Project Details
Spin and charge currents through contacted quantum spin chains: A time-dependent density matrix renormalization group study
Applicants
Dr. Satoshi Ejima; Professor Dr. Holger Fehske
Subject Area
Theoretical Condensed Matter Physics
Term
from 2017 to 2023
Project identifier
Deutsche Forschungsgemeinschaft (DFG) - Project number 344071920
Antiferromagnetic metals and insulators are promising candidates for encoding, transferring and processing information in novel spintronic devices, which combine excellent performance, high sensitivity, low energy consumption and easy handling. In such systems the transmission of signals is rather mediated by spin currents, representing a flow of spin angular momentum, than by charge currents. To get spin currents into and out of the active antiferromagnetic component, the (inverse) spin Hall effect can be exploited in the electrical writing, reading, and switching processes. Within the scope of the proposed research project, we model such a generic spintronic setup by an (anisotropic) quantum spin (1/2 or 1) chain in an external magnetic field, sandwiched between two two- or three-dimensional leads (reservoirs) with strong Rashba- or Dresselhaus-type spin-orbit coupling at play, and calculate, in particular, the spin and charge currents through the device.
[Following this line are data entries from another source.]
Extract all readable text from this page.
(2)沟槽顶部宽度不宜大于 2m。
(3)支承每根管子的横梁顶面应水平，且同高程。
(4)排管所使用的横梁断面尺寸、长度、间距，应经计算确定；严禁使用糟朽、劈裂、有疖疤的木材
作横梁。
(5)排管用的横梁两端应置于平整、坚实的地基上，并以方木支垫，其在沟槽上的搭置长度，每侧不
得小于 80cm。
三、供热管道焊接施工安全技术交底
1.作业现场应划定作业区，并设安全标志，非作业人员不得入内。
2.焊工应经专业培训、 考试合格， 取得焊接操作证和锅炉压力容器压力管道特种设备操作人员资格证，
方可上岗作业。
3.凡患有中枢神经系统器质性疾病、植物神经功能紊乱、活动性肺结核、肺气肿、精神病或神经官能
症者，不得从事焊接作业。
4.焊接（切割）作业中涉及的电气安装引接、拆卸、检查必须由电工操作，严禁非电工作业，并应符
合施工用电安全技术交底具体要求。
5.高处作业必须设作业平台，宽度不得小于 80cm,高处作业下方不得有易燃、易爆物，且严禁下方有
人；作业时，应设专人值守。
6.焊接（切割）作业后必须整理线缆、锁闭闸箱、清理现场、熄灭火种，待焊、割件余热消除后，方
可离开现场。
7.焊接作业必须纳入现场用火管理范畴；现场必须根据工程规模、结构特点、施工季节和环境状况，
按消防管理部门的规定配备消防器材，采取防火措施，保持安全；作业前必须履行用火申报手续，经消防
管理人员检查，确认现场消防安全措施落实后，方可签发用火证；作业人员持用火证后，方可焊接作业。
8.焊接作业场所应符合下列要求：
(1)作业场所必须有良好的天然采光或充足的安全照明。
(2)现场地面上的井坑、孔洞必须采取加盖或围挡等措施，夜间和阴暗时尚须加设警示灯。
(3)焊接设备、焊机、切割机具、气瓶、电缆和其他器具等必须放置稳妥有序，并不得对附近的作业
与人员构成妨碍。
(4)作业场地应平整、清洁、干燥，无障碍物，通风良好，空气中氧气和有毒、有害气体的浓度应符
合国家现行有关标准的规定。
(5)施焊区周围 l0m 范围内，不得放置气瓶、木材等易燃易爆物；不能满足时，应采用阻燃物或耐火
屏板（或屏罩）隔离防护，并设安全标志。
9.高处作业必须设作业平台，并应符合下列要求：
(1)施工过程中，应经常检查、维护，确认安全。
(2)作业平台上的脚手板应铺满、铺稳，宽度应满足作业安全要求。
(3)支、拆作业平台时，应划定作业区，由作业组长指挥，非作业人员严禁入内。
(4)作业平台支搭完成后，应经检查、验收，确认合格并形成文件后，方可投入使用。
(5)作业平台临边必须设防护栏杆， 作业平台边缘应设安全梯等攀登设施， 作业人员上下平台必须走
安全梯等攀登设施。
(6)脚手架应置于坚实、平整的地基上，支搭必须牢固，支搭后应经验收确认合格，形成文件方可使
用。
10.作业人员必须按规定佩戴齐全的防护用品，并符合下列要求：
To this end, we combine basically unbiased numerical techniques, the time-dependent density-matrix renormalization group method (in a matrix-product-state based formulation) with the block Lanczos recursion or tree tensor network schemes. The algorithm will be parallelized and implemented on large-scale compute clusters. In our theoretical approach, the spin-chain term facilitates both (more standard) ferromagnetic and antiferromagnetic situations, expected to show diffusive and ballistic transport behavior, respectively. Furthermore, depending on the anisotropy of the spin-spin interaction, a gapless or gapful state is realized by the driven spin chain, with notably different transport properties. Increasing the magnetic field strength in the latter case, the spin excitation gap will be reduced and finally closed, which provides one mean for tuning/control the spin current. In going beyond the hitherto existing (rather phenomenological) descriptions of spin-wave currents we are in the position to analyze and quantify intrinsic quantum effects in the spintronics of antiferromagnetic systems. We also envisage the investigation of spin-dependent transport through quantum spin-chains coupled to topological insulators.